Take this past weekend for example, in addition to the usual day to day obligations and appointments (there was fortunately but oddly no weddings or funerals) there was a sick call in a home, confessions, mass, and then attending the Booster’s Final Four party. (C. S. Lewis once said that “Duty is none the less for being pleasure.) The next morning between masses there was the welcoming of new parishioner’s reception, running from that to the Blue and Gold banquet to bless the track for the Pinewood Derby, leaving that to welcome friends to the baptism of their boys. A quite enjoyable weekend. They are not all that nice, some are busier, some less, and there was mundane stuff going on under all that. But there is a lesson here. And the lesson is this: If you are a practicing Catholic and you take a career aptitude test and it suggests that you should be a cruise line director, you may actually be called to be Catholic priest.


I’m just saying.

10 comments:

Anonymous said...

When I took a career test in high school, it suggested, in the top three, that I should be an actress, a singer, or...a rabbi.

Anonymous said...

Wow, I got Love Boat flashbacks. I don't know whether to thank you or curse you, father. :-D

My print out said FBI agent. Honestly. I figured I'd go the whole hog and try the CIA; I even had their massive "junior CIA agent" application, and then saw that they don't allow employees to keep journals. This is understandable from their perspective, but I wasn't about to censor my thoughts for anyone.

I became a journalist. :-)

Anika

Odysseus said...

-you were to take a straight metal bar about the diameter of a coat hanger and stick it through an assigned hole in a shoebox sized container filled with index cards and lift.-

I started at the Univ. of Arizona in Fall 1991. One English requirement was to learn the CARD CATALOG. Yes, we had to learn how to operate the card catalog to find our sources in the library.

This is the part where everyone under 30 scratches their head and says, "card catalog?".

I think computers took over the very next year. By 1993 at the latest.

Odysseus said...

-you were to take a straight metal bar about the diameter of a coat hanger and stick it through an assigned hole in a shoebox sized container filled with index cards and lift.-

I started at the Univ. of Arizona in Fall 1991. One English requirement was to learn the CARD CATALOG. Yes, we had to learn how to operate the card catalog to find our sources in the library.

This is the part where everyone under 30 scratches their head and says, "card catalog?".

I think computers took over the very next year. By 1993 at the latest.

Anonymous said...

I always knew what any test would suggest: Investor (in sackcloth and ashes.. and, now, also in Depends).

You people are nuts. Lovable ones.

Adoro said...

A Cruise Director, a Rabbi, an FBI Agent, a Librarian, and an Investor walked into a bar.

The Barkeep says, "What, is this a joke?

And we say, "No...the career tests were..."

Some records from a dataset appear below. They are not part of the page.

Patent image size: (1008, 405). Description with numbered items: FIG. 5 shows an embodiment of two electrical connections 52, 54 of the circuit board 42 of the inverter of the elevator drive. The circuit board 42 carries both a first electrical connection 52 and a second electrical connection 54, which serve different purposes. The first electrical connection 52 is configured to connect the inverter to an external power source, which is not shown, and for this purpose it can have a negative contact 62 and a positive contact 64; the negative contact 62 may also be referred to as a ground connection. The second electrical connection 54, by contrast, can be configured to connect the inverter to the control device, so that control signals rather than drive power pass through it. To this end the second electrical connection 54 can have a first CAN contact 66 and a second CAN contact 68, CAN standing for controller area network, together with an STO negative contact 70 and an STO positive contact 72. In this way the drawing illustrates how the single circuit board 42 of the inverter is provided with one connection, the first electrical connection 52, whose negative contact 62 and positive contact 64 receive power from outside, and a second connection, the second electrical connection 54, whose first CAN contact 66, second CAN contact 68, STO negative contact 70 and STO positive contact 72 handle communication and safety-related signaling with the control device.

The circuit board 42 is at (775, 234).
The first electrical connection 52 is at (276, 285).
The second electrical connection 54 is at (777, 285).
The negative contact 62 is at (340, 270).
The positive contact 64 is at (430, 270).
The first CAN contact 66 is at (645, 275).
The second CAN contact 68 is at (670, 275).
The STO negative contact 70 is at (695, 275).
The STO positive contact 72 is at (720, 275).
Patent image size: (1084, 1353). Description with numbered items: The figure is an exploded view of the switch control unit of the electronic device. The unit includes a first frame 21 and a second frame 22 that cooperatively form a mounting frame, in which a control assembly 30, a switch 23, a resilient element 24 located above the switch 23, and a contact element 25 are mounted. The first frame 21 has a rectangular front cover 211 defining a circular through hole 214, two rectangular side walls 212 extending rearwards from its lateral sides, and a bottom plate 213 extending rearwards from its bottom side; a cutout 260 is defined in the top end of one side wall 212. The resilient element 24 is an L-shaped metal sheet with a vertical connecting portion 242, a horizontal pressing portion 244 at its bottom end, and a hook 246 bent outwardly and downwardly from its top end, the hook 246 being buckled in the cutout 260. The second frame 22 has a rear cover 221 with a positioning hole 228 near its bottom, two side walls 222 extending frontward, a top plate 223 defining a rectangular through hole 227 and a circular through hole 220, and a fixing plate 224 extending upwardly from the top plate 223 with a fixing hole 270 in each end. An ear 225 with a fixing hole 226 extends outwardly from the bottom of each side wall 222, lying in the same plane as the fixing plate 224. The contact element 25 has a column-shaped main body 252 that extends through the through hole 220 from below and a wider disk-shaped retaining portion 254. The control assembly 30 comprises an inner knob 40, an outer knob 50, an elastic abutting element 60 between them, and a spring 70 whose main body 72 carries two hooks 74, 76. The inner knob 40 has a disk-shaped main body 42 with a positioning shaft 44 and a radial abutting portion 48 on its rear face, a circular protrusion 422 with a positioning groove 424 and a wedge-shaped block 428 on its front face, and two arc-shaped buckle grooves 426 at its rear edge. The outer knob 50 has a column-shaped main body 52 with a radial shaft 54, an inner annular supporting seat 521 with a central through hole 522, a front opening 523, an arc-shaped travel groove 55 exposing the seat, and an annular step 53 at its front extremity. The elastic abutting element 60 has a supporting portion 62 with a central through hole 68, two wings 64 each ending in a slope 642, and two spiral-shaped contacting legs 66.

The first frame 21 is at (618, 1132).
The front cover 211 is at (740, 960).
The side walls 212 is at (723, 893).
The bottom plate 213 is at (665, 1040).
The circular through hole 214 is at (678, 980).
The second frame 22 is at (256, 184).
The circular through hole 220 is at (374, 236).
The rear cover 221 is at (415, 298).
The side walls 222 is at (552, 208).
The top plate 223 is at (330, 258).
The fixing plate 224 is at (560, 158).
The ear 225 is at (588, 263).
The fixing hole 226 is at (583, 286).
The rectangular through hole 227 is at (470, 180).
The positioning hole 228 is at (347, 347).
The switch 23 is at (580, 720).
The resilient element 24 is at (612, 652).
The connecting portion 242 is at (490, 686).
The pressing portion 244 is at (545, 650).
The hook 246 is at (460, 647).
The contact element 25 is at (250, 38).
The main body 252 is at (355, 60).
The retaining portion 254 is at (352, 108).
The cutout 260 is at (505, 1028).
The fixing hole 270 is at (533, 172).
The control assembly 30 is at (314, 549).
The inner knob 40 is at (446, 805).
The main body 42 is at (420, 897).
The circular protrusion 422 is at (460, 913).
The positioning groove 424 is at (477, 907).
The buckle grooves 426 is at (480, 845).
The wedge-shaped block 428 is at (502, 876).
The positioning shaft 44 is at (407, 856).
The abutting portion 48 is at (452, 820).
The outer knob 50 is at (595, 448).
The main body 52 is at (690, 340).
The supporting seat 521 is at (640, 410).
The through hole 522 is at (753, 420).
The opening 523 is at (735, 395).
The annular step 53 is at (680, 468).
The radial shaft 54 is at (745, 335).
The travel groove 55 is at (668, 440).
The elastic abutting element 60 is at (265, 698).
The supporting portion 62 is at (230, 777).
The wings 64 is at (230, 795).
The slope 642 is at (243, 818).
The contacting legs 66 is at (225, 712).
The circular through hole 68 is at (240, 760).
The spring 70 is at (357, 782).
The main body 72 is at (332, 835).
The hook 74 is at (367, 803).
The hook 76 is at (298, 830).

(FYI ~ "Comedienne" was never on my list of possible careers.)

Adrienne said...

Thank God I was to be a plumber. Would have really mucked things up if I was called to the prieshood.

Unknown said...

Father dare I be so bold as to suggest that "Whats wrong with the world" can be traced directly to aptitude testing that told high schoolers they should plan for a lifetime career in cruise directing?

One wonders if Disco instructor was an option there as well.

Fr. V said...

LOL!

Anonymous said...

"Rabbi Adoro".. Well, it had a nice ring to it for a moment, lol.

Fr. V, perhaps it's time for you to begin making the book-to-be, "The Monday Diaries" a reality, yes?

Simple Sinner, yes, I think Disco Instructor was an option--surely that is what Womynpriests mistook for the invitation.